The run-off private mortgage insurance business reported pretax operating income of $12.2 million in the second quarter, compared with $9.7 million in the first quarter and $7.5 million in the second quarter of 2021.
As these policies exited the book of business, net premiums earned declined 29.1% year-over-year, to $6 million from $8.5 million for the period ended June 30, 2021.
Stewart's results are 'better than feared'
"Our second quarter results reflect the continuation of a transitioning market which began in the first quarter," said CEO Fred Eppinger in a press release. "Notwithstanding these market conditions, our results reflect the fundamental changes we have made to our operating approach and competitive position as we maintained strong operating margins."
Even as closed orders dropped 28% year-over-year, those "were better than expected and potentially led to some share gain," BTIG's Gilbert said.
It reported 84,882 closed orders in the second quarter, down from 87,855 in the first quarter and 117,473 one year prior.
Open orders totaled 103,646, a drop from 116,755 on a quarter-to-quarter basis and 143,629 a year ago.

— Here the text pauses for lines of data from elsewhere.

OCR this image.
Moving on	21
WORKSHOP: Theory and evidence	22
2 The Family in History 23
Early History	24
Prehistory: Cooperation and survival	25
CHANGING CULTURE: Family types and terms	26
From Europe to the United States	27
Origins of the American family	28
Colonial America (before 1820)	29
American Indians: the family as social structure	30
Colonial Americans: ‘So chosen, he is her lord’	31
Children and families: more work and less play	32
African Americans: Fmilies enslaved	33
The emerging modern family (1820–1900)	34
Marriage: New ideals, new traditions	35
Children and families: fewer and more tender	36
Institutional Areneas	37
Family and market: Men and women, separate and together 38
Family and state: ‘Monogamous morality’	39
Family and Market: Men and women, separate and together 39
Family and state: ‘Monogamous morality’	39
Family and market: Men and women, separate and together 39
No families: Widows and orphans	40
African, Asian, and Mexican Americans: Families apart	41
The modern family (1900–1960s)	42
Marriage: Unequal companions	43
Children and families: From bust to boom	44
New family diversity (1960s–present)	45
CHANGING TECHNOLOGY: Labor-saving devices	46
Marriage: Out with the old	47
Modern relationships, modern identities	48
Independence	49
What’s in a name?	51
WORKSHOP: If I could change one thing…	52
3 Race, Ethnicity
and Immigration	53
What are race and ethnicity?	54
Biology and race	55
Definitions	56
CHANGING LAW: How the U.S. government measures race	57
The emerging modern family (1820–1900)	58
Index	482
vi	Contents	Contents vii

"Overall, we characterize second quarter results as 'better than feared' and more evidence to support our view that Stewart's 2020-2021 margin improvement initiatives will prove relatively durable," Gilbert said. "We do expect margin to continue to decline on a year-over-year basis in the second half of 2022 as revenue growth turns negative but believe Stewart's low-double-digit margin target remains achievable."
Investors has its best second quarter for net premiums
But net premiums written increased 3.1% year-over-year to $69.6 million, driven by higher average home values and growth of Investors' footprint in Texas. That is a second quarter record for the company.
"Although net income is down for the quarter, much of the negative comparison is attributable to market losses in our equity portfolio and the gain on the sale of property in the prior year quarter," said J. Allen Fine, Investors' chairman. "The impact of higher mortgage rates has been varied as we have seen some slowing of activity in some markets but ongoing strength in others."